Strong Santa Ana winds that are expected to sweep across Southern California on Sunday night are expected to spark more wildfires and large offshore waves off the coast. Strong winds of up to 40 mph with gusts of 50 mph or more are moving toward Southern California, making dangerous wildfires even more unmanageable.
Firefighters warn that a major Santa Ana wind event that raged through Tuesday night and continues into Thursday could spark significant fires.
Santa Ana winds have battered Southern California in recent weeks, toppling trees and setting fires in parts of the state. But, with forecasters expecting a warming climate that will make wildfires more frequent and dangerous in the coming years, the Santa Ana torch is likely to do much more damage in developing countries.
The risk of large fires in the late season could increase as the region dries up, Gershunov added, but there is no data on how often Santa Ana wind events will coincide with dry fuels. Guzman - Moralesa's research suggests that Santa Anas activity has declined by about 20 percent in recent years, reducing the likelihood of wind-related fires in the Southern California region.

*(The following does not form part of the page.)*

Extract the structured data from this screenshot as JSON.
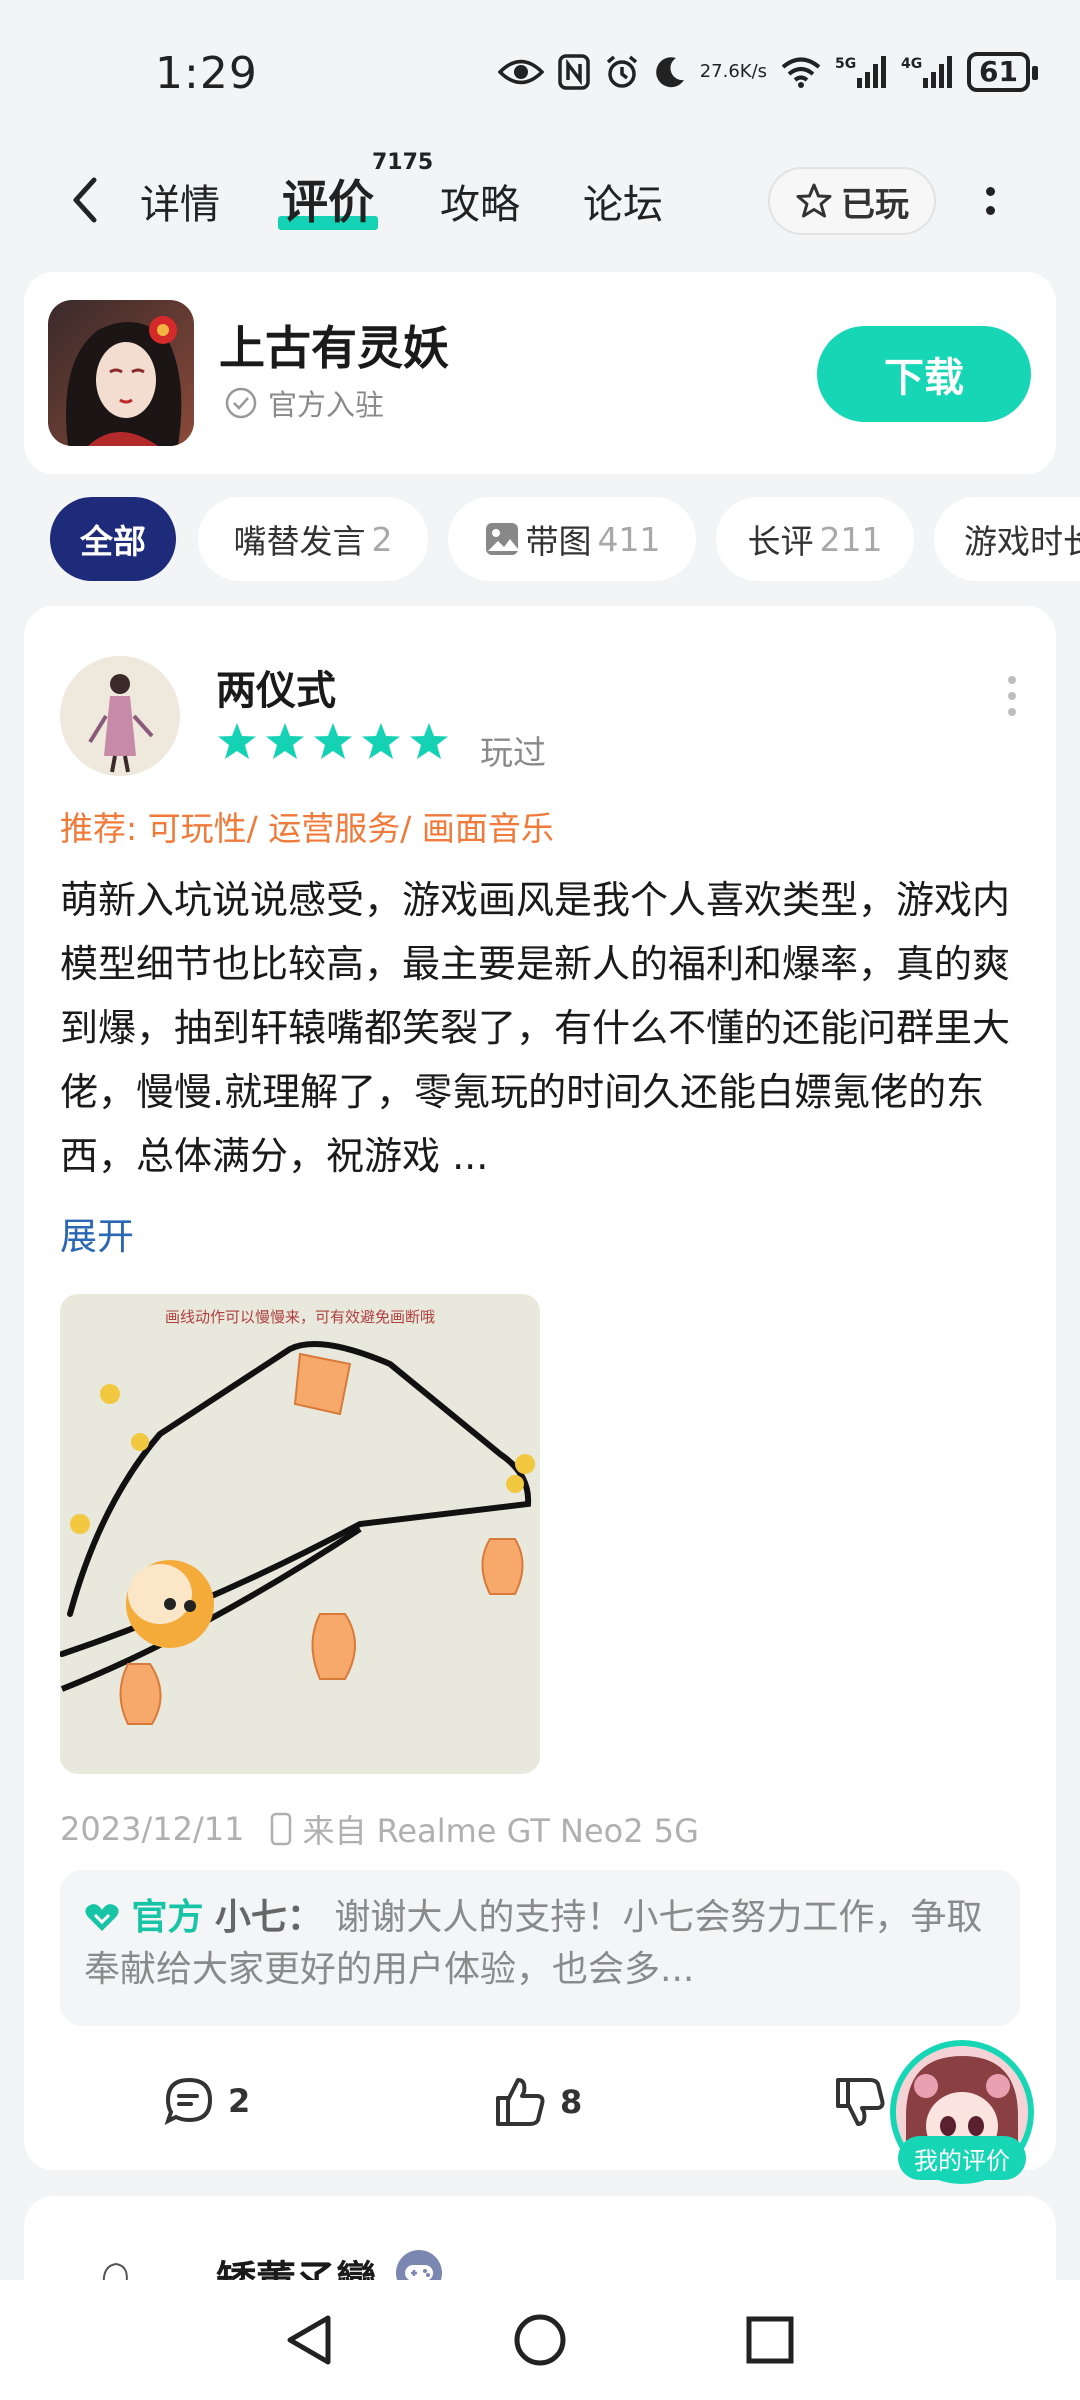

The reason why the fire season in Santa Ana is better known is the large number of fires that can occur in October and April. But the reason Santa Ana wind events generally occur from October to March is that they cause more fires in the Southern California region than in other parts of California. Why do Santa Anas seem to fuel the fires, and why do they occur so often in so many areas, from rural to urban? Because they tend to hit more developed areas along the coast, causing more economic damage.
The state experienced a record number of Santa Ana wind events in the Southern California region from October through March.
The Santa Ana winds did not stop, but the air dried out down the mountain slopes so strongly that Santa Ana winds blew over the highlands from east to west. By mid-March, Santa Ana winds had stopped in the Southern California region, with the exception of the San Gabriel Mountains and the Sierra Nevada.
One thing is always certain in California: The Santa Ana winds, commonly known as the Santa Ana winds, can cause wildfires. The masses of cool air come from northern California, known for its Diablo winds.
Although the term "Santa Ana winds" is generally used only in Southern California, the devastating Oakland Hills fire in 1991 occurred in the San Fernando Valley, fueled by intense dry winds from the interior to the west. The combination of wind, heat and drought that accompanies the Santa Ana wind can transform the Chaparral into a hot, dry landscape, fueling the infamous wildfires for which the region is known. While some of Southern California's worst wildfires have been linked to seasonal gusts, the winds have also sparked fires, such as the San Diego County wildfires in May 2014. Indeed, according to a recent study by the California Department of Forestry and Fire Protection (Cal Fire), Santa Ana winds caused more than 70% of all fires in California in 2010 and 2012.
The flames are expected to continue to grow rapidly as Santa Ana winds bring gusty winds to Southern California, as the region is exposed to dry conditions that allow the fires to spread quickly, Anaheim Fire Daron Wyatt said. While the fire is burning west of Anaheim, it is already burning faster than the first Canyon Fire, which burned in less than an hour in the San Bernardino National Forest in July 2014, while the second Canyon Fire, a blaze that lasted a week, burned within hours.
The National Weather Service defines Santa Ana winds as strong slope winds that blow from the mountains through Southern California. The climatology of this extreme behavior spans six - and - a half - decades, and is the result of cool, humid air being sucked out of the ocean and moving north through the low-lying coastal plains of Southern California and the San Gabriel Mountains. A "Santa Ana wind" is a strong, extremely dry, sloping wind that originates inland and affects parts of the southern and central coast of California from Los Angeles to Orange County, according to the National Oceanic and Atmospheric Administration.
Santa Ana winds spanned from 1999 to 2012, and we are trying to determine the impact of this relationship between wildfires. Here, we examine the impact of the Santa Ana winds on wildfires in Southern California over the past six years. A high-resolution, size-resolved particle image of a large-scale model of wildfire damage in the Los Angeles - Orange County area.
We have noted that fires outside Santa Ana have played a major role in the severity of the Southern California wildfires over the past six years, and we are confident that these types of fires will change more in the future. They will become more frequent, intense and destructive than the more typical wildfires of recent years.